Health In The Headlines: Telemedicine
by Lorien E. Menhennett
Is this – telemedicine – the future of health care? “Visits” with the doctor via video conferencing?
No, I don’t think so. We all have plenty of in-person appointments with our doctors to look forward to, so not to worry. But I do think telemedicine may be part of the future of health care. And for some people, it already is. People like Deanna Ventura, who live too far away from the medical specialists they need. Ventura, who has Parkinson’s, was recently featured in a story about telemedicine on National Public Radio (click here for the online version of the story). She has been seeing a movement disorders specialist at Johns Hopkins – 343 miles from her house in upstate New York – for the last four years via video conference calls, according to the NPR story. From my impression, she seemed very happy with the arrangement.
That NPR story piqued my interest, so I decided to do a little digging into the issue myself. Here is some of what I found – and what I think about it.
First of all, what exactly is telemedicine? How is it defined? According to a report by the Institute of Medicine (Telemedicine: A Guide To Assessing Telecommunications For Health Care), telemedicine is:
“… the use of electronic information and communications technologies to provide and support health care when distance separates the participants” (44).
But what does that mean? This definition includes video conferences, sure, but also telephone calls, e-mail messages, the sending/receiving of still images (such as X-rays), and the computer-based processing of other medically related data. This committee’s definition also includes consultation, administrative, and educational uses of telecommunications (but I won’t really go in that direction).
And in reality, a lot of what falls under this definition is already going on in health care today. We have all talked with our doctors on the phone; some of us may have exchanged e-mails with physicians as well. And if you have a test done at one facility, your doctor (who is at another facility) often gets the results or images electronically – that is all telemedicine, technically.
The use of video, though, is what tends to get people’s attention. That seems like something new. But while it may be new to most of us, it’s actually not a novel idea. According to one article I read,* the first use of telemedicine in this context took place in 1959, in the form of a two-way, closed-circuit microwave television system used between the Nebraska Psychiatric Institute and Norfolk State Hospital (also in Nebraska).

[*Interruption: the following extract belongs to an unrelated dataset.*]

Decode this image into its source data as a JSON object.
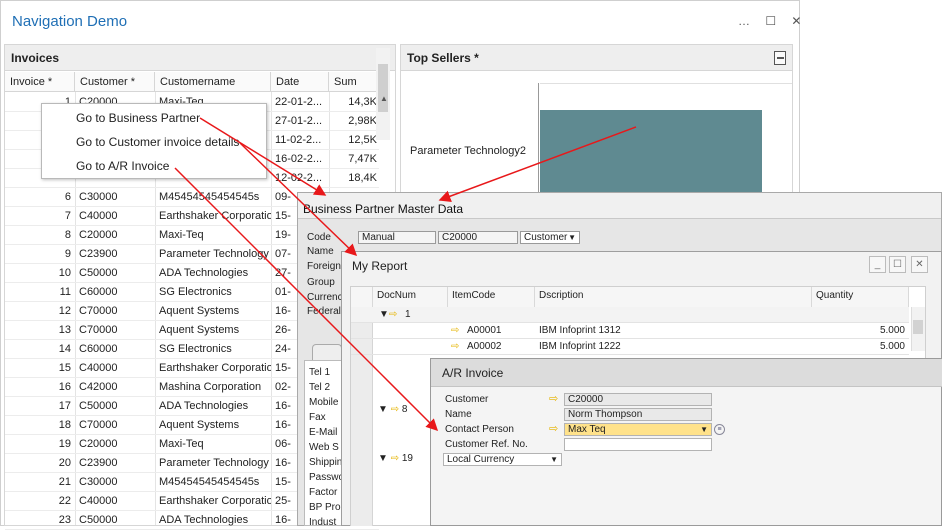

Since then, though, telemedicine hasn’t exactly caught on. There are several reasons for this. One reason is licensing. Doctors are licensed in the state in which they practice, which makes them unable to practice across state lines, thus limiting telemedicine’s reach. The Institute of Medicine report referenced the possibility of creating a national telemedicine license. But that is a long ways off, if indeed it ever comes into being. Another reason is that health insurance companies usually will not cover telemedicine “visits.” So people are either left to pay for them out of pocket, or, in the case of Deanna Ventura (of the NPR story), rely on external fundraising to foot the bill. In addition, there has been little evaluation of telemedicine, in terms of quality of care or cost. This, according to the Institute of Medicine report, leaves people leery of adopting the technology. And finally, there is the issue of technology itself. As we all know, technology changes almost daily. Finding the appropriate, compatible technologies to use for telemedicine is incredibly difficult, especially when you must take patient privacy and confidentiality into account.
That said, medical practitioners are finding interesting, novel ways to use existing (and commonplace) technology. Millions of people across the globe use the iPhone (including myself). One article** I found on PubMed described how physicians used the iPhone 4 FaceTime software to videochat with each other and share images of a patient’s foot that had a limb-threatening infection, and needed emergency surgery. Here is a section of the article explaining what was done:
“A patient with a limb-threatening infection was taken on an urgent basis to the operating room. With no prior planning except for text messaging, the surgeon consulted with 2 surgical colleagues to discuss incision planning, requirements for resection, and subsequent surgical staging (Figs 2a–2d). The “FaceTime” application was managed by an operating room technician under the direction of the operating surgeon” (215).
And here are the images captured on the iPhone 4 (warning: these are a bit graphic).
If I had been that diabetic patient who needed emergency foot surgery, I would have been quite willing to have my surgeon consult with another surgeon via iPhone. If I were Deanna Ventura, didn’t drive, and lived too far to see the specialist I needed, I would be happy to see the physician over video conferencing. But if I could, I would still prefer to see a doctor in a face-to-face visit. That’s just me – I like the personal contact. There are times, though, when that’s just not possible. And that’s where telemedicine extends medicine’s reach.
*Breen, G., and Matusitz, J. (2010). An evolutionary examination of telemedicine: a health and computer-mediated communication perspective. Soc Work Public Health 25, 59-71.
**Armstrong, D.G., Giovinco, N., Mills, J.L., and Rogers, L.C. (2011). FaceTime for Physicians: Using Real Time Mobile Phone-Based Videoconferencing to Augment Diagnosis and Care in Telemedicine. Eplasty 11, e23-e23.